Load a CSV DataFrame first by setting CSV_FILE_ID.


### Plotting with Matplotlib
Pick a numeric column (and optional grouping key) to visualize. If you leave `GROUP_BY_COLUMN` blank the plot shows the raw series across the row index.

In [None]:
COLUMN_TO_PLOT = ""  # e.g. "bytes_transferred"
GROUP_BY_COLUMN = ""  # e.g. "region"

if "orders_df" not in globals():
    print("Load orders_df first.")
elif not COLUMN_TO_PLOT:
    print("Set COLUMN_TO_PLOT to a numeric column before plotting.")
elif COLUMN_TO_PLOT not in orders_df.columns:
    print(f"Column {COLUMN_TO_PLOT!r} not found. Available columns: {orders_df.columns.tolist()}")
elif GROUP_BY_COLUMN and GROUP_BY_COLUMN not in orders_df.columns:
    print(f"Grouping column {GROUP_BY_COLUMN!r} not found. Available columns: {orders_df.columns.tolist()}")
else:
    fig, ax = plt.subplots(figsize=(9, 4))
    if GROUP_BY_COLUMN:
        series = (
            orders_df.groupby(GROUP_BY_COLUMN)[COLUMN_TO_PLOT]
            .mean()
            .sort_values(ascending=False)
            .head(15)
        )
        series.plot(kind="barh", ax=ax, color="#4c72b0")
        ax.set_xlabel(f"Mean {COLUMN_TO_PLOT}")
        ax.set_ylabel(GROUP_BY_COLUMN)
        ax.set_title(f"Top {len(series)} {GROUP_BY_COLUMN} groups by {COLUMN_TO_PLOT}")
    else:
        orders_df[COLUMN_TO_PLOT].plot(ax=ax, color="#4c72b0")
        ax.set_ylabel(COLUMN_TO_PLOT)
        ax.set_title(f"{COLUMN_TO_PLOT} across the loaded rows")
    ax.grid(True, alpha=0.3)
    plt.tight_layout()


## Reading Parquet/Arrow files
Parquet readers need random access.
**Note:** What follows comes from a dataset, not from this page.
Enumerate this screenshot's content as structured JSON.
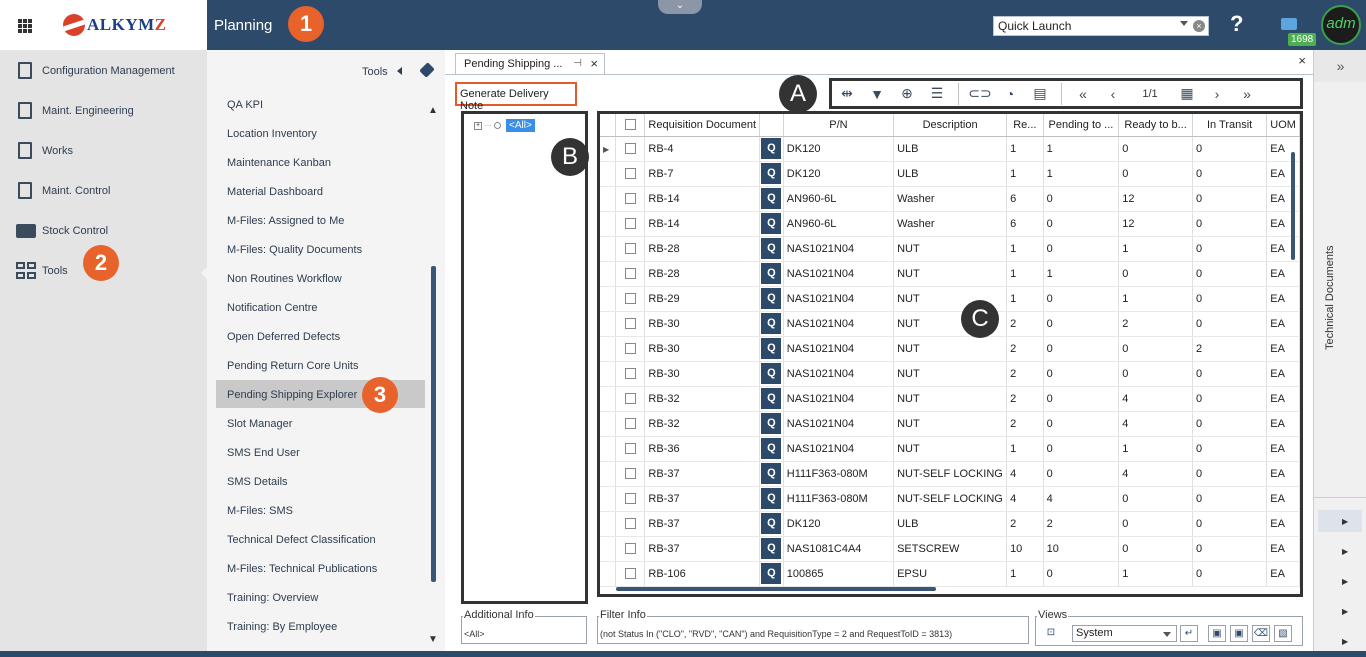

LoadPipe exposes that via `fs.open(..., random_access=True)`, which the helper above already handles. Make sure ``pyarrow`` is installed.

In [None]:
PARQUET_FILE_ID = ""

if PARQUET_FILE_ID:
    events_df = read_parquet_from_drive(
        PARQUET_FILE_ID,
        fs=drive_fs,
        # columns=["event_ts", "bytes_transferred"],
    )
    display(events_df.head())
    print(f"Loaded {len(events_df):,} parquet rows.")
else:
    print("Set PARQUET_FILE_ID to a Drive file id before running this cell.")


## Tips
- `cfg.runtime.cache_dir` stores downloaded bytes so rerunning cells only hits Drive when the cache is cold.
- Use `drive_fs.open(..., random_access=True)` whenever a consumer seeks (Parquet/Arrow, DuckDB, Polars, etc.).
- Keep secrets in `.secrets/` and rely on `Config.from_file` or environment overrides instead of embedding credentials in notebooks.